Dr Jozelle Miller
October 11, 2016
Psychological first aid

The theme of this year’s World Mental Health Day covers the concept of “psychological first aid”. Psychological first aid covers both psychological and social support. Just like general health care never consists of physical first aid alone, similarly no mental health care system should consist of psychological first aid alone. Indeed, the investment in psychological first aid is part of a longer-term effort to ensure that anyone in acute distress due to a crisis is able to receive basic support, and that those who need more than psychological first aid will receive additional advanced support from health, mental health and social services.{{more}} Psychological first aid is an evidence-informed approach for assisting children, adolescents, adults, and families in the aftermath of disaster and trauma.

What is psychological first aid?

o Providing practical care and support, which does not intrude;

o Assessing needs and concerns;

o Helping people to address basic needs (for example, food and water, information);

o Listening to people, but not pressuring them to talk;

o Comforting people and helping them to feel calm;

o Helping people connect to information, services and social supports;

o Protecting people from further harm.

It is also important to understand what psychological first aid is not:

o It is not something that only professionals can do.

o It is not professional counselling.

o It is not “psychological debriefing,” in that psychological first aid does not necessarily involve a detailed discussion of the event that caused the distress.

o It is not asking someone to analyze what happened to them or to put time and events in order.

o Although psychological first aid involves being available to listen to people’s stories, it is not about pressuring people to tell you their feelings and reactions to an event.

When is psychological first aid provided?

Although people may need access to help and support for a long time after an event, PFA is aimed at helping people who have been very recently affected by a crisis event. You can provide PFA when you first have contact with very distressed people. This is usually during or immediately after an event. However, it may sometimes be days or weeks after, depending on how long the event lasted and how severe it was.

How to help someone responsibly?

Helping responsibly involves four main points:

¢ Respect safety, dignity and rights.

¢ Adapt what you do to take account of the person’s culture.

¢ Be aware of other emergency response measures.

¢ Look after yourself.

Respect safety, dignity and rights:

When you take on the responsibility to help in situations where people have been affected by a distressing event, it is important to act in ways that respect the safety, dignity and rights of the people you are helping.

Respect people’s…

Safety » Avoid putting people at further risk of harm as a result of your actions.

» Make sure, to the best of your ability, that the adults and children you help are safe and protect them from physical or psychological harm.

Dignity » Treat people with respect and according to their cultural and social norms.

Rights » Make sure people can access help fairly and without discrimination.

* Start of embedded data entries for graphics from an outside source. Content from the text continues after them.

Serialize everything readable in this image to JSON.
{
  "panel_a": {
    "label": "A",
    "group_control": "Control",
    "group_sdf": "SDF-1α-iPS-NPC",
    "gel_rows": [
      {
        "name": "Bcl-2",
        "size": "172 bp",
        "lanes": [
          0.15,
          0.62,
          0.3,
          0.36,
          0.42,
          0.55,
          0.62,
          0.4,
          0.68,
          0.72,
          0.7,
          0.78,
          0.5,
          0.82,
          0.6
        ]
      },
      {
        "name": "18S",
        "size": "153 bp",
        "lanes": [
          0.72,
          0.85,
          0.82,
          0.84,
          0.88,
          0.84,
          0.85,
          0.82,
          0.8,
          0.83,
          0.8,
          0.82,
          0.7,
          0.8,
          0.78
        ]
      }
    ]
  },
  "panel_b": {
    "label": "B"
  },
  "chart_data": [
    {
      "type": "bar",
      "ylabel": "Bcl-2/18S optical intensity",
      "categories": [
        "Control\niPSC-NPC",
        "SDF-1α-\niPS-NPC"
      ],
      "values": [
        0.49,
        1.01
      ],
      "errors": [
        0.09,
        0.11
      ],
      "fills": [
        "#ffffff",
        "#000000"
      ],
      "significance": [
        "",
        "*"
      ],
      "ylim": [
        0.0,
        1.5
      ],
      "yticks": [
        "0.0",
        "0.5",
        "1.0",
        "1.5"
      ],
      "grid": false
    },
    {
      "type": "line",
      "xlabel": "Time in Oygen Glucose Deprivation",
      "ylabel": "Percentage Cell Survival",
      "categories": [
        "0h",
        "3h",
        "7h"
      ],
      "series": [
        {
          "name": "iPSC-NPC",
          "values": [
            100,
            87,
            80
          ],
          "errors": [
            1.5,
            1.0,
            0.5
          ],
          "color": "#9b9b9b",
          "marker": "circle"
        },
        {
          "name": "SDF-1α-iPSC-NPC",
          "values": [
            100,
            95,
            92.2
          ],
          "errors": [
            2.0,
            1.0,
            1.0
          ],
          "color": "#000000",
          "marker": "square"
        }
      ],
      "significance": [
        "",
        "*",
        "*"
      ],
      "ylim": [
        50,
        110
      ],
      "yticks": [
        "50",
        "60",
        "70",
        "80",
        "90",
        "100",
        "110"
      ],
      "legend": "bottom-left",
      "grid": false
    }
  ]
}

» Help people to claim their rights and access available support

» Act only in the best interest of any person you encounter

Adapt what you do to take account of the person’s culture.

Whenever there is a crisis event, there are often people of various cultural backgrounds among the affected population, including minorities or others who may be marginalized. Culture determines how we relate to people, and what is all right and not all right to say and do. For example, in some cultures, it is not customary for a person to share feelings with someone outside their family. Or it may only be appropriate for women to speak with other women, or perhaps certain ways of dressing or covering oneself are very important. You may find yourself working with people of backgrounds different from your own. As a helper, it is important to be aware of your own cultural background and beliefs, so you can set aside your own biases. Offer help in ways that are most appropriate and comfortable to the people you are supporting. Each crisis situation is unique.

Be aware of other emergency response measures

Whenever possible in responding to a crisis situation:

¢ follow the direction of relevant authorities managing the crisis;

¢ learn what emergency responses are being organized and what resources are available to help people, if any;

¢ don’t get in the way of search-and-rescue or emergency medical personnel; and

¢ know your role and the limits of your role.

Look after yourself

Helping responsibly also means taking care of your own health and well-being. As a helper, you may be affected by what you experience in a crisis situation, or you or your family may be directly affected by the event. It is important to pay extra attention to your own well-being and be sure that you are physically and emotionally able to help others. Take care of yourself so that you can best care for others. If working in a team, be aware of the well-being of your fellow helpers as well.